I asked Hanjo to give me an example of how his algorithms might augment my writing, rather than substitute it, and he produced the colourful graph shown above. It classifies my writing into eight topics and shows the proportion of each topic across the 100 Finweek columns I wrote, a trend I find fascinating. The topics actually make a lot of sense: there is one that deals with development economics (children, income, jobs, women), for example, one that deals with economic history (history, institutions, people, South Africa) and one that deals with economics training (economics, school, student, teachers, university). Hanjo’s algorithm also helped me identify which phrases or words I overuse – and even showed me gaps in the academic literature I missed. Note that all of this required no additional labelling or classification from me; it was all simply processed by an algorithm, helping me to better understand my own writing and (hopefully) allowing me to become a more productive columnist. This is the labour-enhancing qualities of artificial intelligence that Acemoglu and Restrepo refer to.
So what can be done to promote these kinds of investments rather than programmers write code that replace labour? There is no obvious answer. One option is to tax robots (or automation software and code), an idea that has been mooted by Bill Gates, but economists have many concerns with such an approach, both practical and philosophical. Similarly, subsidising algorithms that complement rather than substitute seems like a noble idea, but just the practical implications are mind-boggling: who will decide whether Hanjo’s algorithm displaced my job or made me more productive?

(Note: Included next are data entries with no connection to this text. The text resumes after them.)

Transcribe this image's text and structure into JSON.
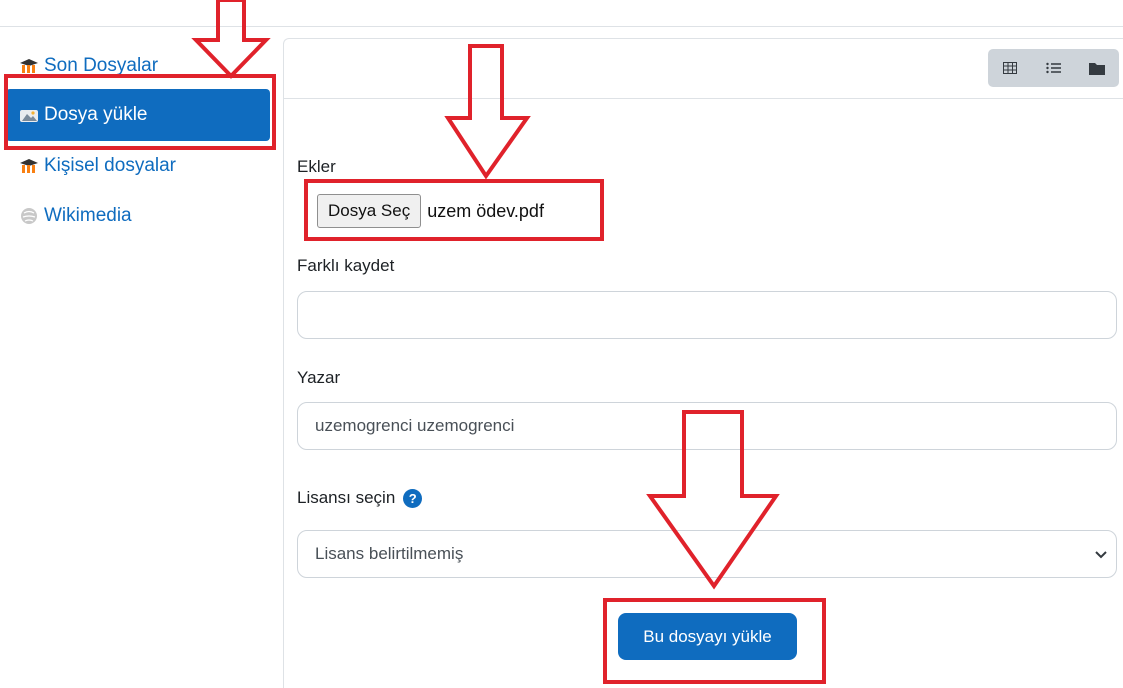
{
  "sidebar": {
    "items": [
      {
        "label": "Son Dosyalar",
        "icon": "moodle-icon"
      },
      {
        "label": "Dosya yükle",
        "icon": "upload-icon",
        "active": true
      },
      {
        "label": "Kişisel dosyalar",
        "icon": "moodle-icon"
      },
      {
        "label": "Wikimedia",
        "icon": "wikimedia-icon"
      }
    ]
  },
  "toolbar": {
    "views": [
      "grid-view-icon",
      "list-view-icon",
      "folder-view-icon"
    ]
  },
  "form": {
    "attachments_label": "Ekler",
    "choose_file_button": "Dosya Seç",
    "chosen_file": "uzem ödev.pdf",
    "save_as_label": "Farklı kaydet",
    "save_as_value": "",
    "author_label": "Yazar",
    "author_value": "uzemogrenci uzemogrenci",
    "license_label": "Lisansı seçin",
    "help_icon_text": "?",
    "license_selected": "Lisans belirtilmemiş",
    "upload_button": "Bu dosyayı yükle"
  },
  "colors": {
    "accent": "#0f6cbf",
    "annotation": "#e0222b",
    "border": "#ced4da"
  }
}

Ultimately, perhaps the best we can hope for is a society where a small but competent government can redistribute some of the proceeds of automation to those who are displaced by the rapid change of technological innovation. How this will be done is a subject of much future debate. Hopefully, though, the Hanjo’s column-writing algorithms won’t improve fast enough to substitute my own ability before these debates are resolved.